Paper No. 6
Presentation Time: 9:00 AM-6:30 PM

HYDRONEURALNETWORKS: A SOFTWARE FOR HYDROLOGICAL MODELING USING ARTIFICIAL NEURAL NETWORKS


ZEMZAMI, Mahmoud and BENAABIDATE, Lahcen, Earth Sciences, University of Sidi Mohamed Ben Abdellah, B.P. 2202, Fez, 30000, Morocco, yashiromah@hotmail.com

Artificial neural networks (ANNs) are a new tool for hydrological sciences where research is underway to develop and discover new applications that can be applied in hydrology. ANNs are capable of modeling data with functional relationships that are not known in advance. They have been recognized as very powerful tools in capturing simple as well as complex functional relationships between several input and output variables. Many studies have shown the potential of ANNs for modeling rainfall-runoff relationships over watersheds and comprise most ANN applications today. Unfortunately there is a lack of computer applications for hydrological modeling using ANNs with a user-friendly interface.

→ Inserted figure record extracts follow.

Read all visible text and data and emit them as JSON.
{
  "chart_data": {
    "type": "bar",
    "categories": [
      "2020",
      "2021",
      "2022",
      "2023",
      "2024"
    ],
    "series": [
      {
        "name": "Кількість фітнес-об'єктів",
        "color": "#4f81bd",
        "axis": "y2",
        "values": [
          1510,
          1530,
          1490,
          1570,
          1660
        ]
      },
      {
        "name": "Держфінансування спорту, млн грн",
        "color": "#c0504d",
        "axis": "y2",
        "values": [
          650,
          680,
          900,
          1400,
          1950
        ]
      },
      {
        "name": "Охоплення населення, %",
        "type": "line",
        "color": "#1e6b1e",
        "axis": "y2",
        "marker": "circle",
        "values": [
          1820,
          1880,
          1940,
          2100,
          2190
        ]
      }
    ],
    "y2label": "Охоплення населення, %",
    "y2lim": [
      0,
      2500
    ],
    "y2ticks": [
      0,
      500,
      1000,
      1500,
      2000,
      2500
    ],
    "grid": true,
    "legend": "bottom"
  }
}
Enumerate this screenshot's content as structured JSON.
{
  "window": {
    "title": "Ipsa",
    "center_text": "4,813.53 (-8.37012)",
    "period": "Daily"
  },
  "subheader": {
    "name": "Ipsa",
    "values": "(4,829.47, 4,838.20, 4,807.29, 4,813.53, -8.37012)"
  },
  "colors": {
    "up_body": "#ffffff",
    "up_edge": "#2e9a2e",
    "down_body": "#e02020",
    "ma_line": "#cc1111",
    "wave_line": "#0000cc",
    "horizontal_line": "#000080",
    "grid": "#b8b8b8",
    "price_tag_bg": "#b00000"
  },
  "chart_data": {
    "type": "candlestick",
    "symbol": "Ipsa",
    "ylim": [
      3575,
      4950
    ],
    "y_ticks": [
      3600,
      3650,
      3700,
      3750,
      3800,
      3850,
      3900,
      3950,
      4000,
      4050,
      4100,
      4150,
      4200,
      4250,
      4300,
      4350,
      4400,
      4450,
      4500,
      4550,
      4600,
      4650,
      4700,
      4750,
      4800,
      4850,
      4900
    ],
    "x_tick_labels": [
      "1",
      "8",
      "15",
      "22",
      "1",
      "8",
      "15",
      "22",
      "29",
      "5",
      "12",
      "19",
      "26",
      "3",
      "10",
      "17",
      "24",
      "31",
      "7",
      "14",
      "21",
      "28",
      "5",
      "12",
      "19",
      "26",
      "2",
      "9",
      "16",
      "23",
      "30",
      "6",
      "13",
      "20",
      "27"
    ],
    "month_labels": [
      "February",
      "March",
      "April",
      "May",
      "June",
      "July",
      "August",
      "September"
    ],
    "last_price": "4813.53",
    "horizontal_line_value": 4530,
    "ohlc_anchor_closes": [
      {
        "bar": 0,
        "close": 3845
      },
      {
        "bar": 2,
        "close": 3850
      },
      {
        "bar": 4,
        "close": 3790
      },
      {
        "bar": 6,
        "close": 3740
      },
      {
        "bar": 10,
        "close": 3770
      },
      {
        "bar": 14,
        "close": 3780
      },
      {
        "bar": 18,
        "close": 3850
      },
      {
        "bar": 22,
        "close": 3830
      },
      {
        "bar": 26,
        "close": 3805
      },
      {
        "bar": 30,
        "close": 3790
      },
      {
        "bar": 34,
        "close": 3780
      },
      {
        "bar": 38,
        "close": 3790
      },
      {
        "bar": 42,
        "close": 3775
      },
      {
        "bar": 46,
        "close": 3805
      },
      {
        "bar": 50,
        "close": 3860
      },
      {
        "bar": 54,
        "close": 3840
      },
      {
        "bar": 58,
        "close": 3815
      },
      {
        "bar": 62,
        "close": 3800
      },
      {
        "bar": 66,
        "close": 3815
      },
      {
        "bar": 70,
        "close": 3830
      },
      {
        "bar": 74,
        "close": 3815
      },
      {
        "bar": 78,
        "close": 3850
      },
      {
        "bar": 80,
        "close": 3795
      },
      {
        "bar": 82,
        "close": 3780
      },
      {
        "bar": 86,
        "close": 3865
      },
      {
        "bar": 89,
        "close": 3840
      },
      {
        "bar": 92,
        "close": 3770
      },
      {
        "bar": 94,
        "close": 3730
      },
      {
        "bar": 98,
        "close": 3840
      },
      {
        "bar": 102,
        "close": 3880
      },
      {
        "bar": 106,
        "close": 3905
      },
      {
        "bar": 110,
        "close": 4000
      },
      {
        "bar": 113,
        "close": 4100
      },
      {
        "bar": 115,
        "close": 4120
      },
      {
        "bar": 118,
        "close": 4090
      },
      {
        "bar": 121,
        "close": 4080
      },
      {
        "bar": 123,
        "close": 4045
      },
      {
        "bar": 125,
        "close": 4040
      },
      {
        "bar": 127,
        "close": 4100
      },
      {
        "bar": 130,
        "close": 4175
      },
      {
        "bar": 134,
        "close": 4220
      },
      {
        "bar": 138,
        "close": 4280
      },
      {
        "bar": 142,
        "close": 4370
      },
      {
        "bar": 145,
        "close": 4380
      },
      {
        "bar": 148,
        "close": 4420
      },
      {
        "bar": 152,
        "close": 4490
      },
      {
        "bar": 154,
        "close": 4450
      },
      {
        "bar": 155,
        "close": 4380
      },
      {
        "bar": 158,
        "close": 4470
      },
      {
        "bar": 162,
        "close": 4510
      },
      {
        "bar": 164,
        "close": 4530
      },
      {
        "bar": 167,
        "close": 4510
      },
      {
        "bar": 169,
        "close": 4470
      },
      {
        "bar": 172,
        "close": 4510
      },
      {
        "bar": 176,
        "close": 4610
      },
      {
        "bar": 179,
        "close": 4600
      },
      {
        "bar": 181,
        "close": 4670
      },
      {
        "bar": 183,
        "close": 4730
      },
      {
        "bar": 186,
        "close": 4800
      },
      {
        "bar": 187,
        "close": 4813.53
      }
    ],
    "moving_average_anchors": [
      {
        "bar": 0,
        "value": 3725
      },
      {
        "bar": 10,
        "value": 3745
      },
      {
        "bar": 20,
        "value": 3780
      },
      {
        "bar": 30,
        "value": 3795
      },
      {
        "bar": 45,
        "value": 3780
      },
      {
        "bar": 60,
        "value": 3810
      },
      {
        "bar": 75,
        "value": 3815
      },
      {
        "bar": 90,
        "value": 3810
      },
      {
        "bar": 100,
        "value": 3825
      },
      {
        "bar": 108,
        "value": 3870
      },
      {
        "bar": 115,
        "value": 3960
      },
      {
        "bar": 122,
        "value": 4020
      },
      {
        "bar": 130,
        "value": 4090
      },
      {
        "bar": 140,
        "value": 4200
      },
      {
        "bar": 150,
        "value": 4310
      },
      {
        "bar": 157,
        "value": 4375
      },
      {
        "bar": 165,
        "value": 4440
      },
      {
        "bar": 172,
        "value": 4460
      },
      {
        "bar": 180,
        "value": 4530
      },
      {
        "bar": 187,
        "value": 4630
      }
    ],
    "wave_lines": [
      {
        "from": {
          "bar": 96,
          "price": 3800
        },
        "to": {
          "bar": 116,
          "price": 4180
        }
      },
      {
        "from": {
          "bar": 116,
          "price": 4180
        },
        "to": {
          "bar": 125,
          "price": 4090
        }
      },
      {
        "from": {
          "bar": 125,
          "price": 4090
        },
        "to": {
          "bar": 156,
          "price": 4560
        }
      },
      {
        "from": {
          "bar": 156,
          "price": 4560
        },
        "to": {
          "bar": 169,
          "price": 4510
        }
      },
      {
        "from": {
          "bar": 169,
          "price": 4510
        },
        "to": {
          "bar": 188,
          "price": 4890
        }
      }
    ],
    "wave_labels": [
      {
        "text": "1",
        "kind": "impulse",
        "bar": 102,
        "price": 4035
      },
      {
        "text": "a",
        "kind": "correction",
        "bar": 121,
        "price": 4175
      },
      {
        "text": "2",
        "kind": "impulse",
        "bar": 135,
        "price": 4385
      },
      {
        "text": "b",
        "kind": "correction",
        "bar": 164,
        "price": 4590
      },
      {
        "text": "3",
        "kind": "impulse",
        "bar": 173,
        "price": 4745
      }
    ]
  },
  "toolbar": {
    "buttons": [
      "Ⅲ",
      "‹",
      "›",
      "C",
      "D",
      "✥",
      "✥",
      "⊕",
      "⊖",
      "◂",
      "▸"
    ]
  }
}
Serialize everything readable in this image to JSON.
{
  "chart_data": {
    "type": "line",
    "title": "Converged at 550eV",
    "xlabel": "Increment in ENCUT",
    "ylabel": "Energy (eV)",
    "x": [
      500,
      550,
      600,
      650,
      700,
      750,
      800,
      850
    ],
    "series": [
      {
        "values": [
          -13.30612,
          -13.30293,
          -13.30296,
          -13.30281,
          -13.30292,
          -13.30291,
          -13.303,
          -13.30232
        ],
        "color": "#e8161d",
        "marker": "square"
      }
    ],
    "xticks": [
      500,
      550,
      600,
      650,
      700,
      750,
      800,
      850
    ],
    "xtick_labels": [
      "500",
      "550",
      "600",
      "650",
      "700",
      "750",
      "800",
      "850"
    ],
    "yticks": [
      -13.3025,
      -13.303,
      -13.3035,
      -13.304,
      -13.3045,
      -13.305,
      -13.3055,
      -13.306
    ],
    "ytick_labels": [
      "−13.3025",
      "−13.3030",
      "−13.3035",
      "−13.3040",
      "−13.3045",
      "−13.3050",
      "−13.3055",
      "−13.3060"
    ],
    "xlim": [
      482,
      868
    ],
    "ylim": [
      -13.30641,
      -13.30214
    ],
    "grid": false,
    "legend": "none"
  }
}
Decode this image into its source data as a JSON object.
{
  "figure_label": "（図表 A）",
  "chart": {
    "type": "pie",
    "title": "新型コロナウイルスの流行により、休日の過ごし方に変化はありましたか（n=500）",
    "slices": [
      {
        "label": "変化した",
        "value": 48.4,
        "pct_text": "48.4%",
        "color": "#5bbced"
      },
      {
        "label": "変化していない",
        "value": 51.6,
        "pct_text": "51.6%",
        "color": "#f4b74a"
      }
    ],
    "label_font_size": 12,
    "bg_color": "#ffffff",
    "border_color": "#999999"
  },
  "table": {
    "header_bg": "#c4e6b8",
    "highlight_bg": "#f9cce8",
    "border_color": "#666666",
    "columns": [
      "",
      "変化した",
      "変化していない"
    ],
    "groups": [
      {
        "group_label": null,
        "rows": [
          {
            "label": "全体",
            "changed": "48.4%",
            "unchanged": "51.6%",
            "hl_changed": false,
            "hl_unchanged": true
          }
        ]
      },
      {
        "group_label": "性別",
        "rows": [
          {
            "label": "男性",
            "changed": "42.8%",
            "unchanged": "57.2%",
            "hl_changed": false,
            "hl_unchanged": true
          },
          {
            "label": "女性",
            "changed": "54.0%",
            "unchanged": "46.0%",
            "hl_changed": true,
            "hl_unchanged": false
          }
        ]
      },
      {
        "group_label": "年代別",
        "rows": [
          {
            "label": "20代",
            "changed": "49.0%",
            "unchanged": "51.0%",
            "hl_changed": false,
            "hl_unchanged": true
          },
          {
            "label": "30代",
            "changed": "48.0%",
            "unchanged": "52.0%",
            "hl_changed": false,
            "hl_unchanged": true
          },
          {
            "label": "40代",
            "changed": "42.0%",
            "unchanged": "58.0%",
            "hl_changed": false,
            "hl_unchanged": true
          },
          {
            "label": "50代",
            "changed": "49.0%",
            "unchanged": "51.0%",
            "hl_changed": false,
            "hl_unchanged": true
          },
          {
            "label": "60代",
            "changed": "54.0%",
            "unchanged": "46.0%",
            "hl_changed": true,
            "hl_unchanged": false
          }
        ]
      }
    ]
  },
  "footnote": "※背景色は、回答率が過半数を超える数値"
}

In this study, we developed HydroNeuralNetworks, a user-friendly software tool developed for hydrological modeling that runs under Matlab 2011a and above. The software uses a multilayer feedforward network. This architecture can approximate any nonlinear function. Feedforward networks consist of a series of layers where the first layer has a connection from the network input. Each subsequent layer has a connection from the previous layer. The final layer produces the network's output. The software also presents many choices to customize the network and includes 12 training algorithms and many statistical error estimators and performance function to improve the quality of the simulation. To give an overview of the scope of the software a case study for daily streamflow forecasting using ANNs is presented under HydroNeuralNetworks.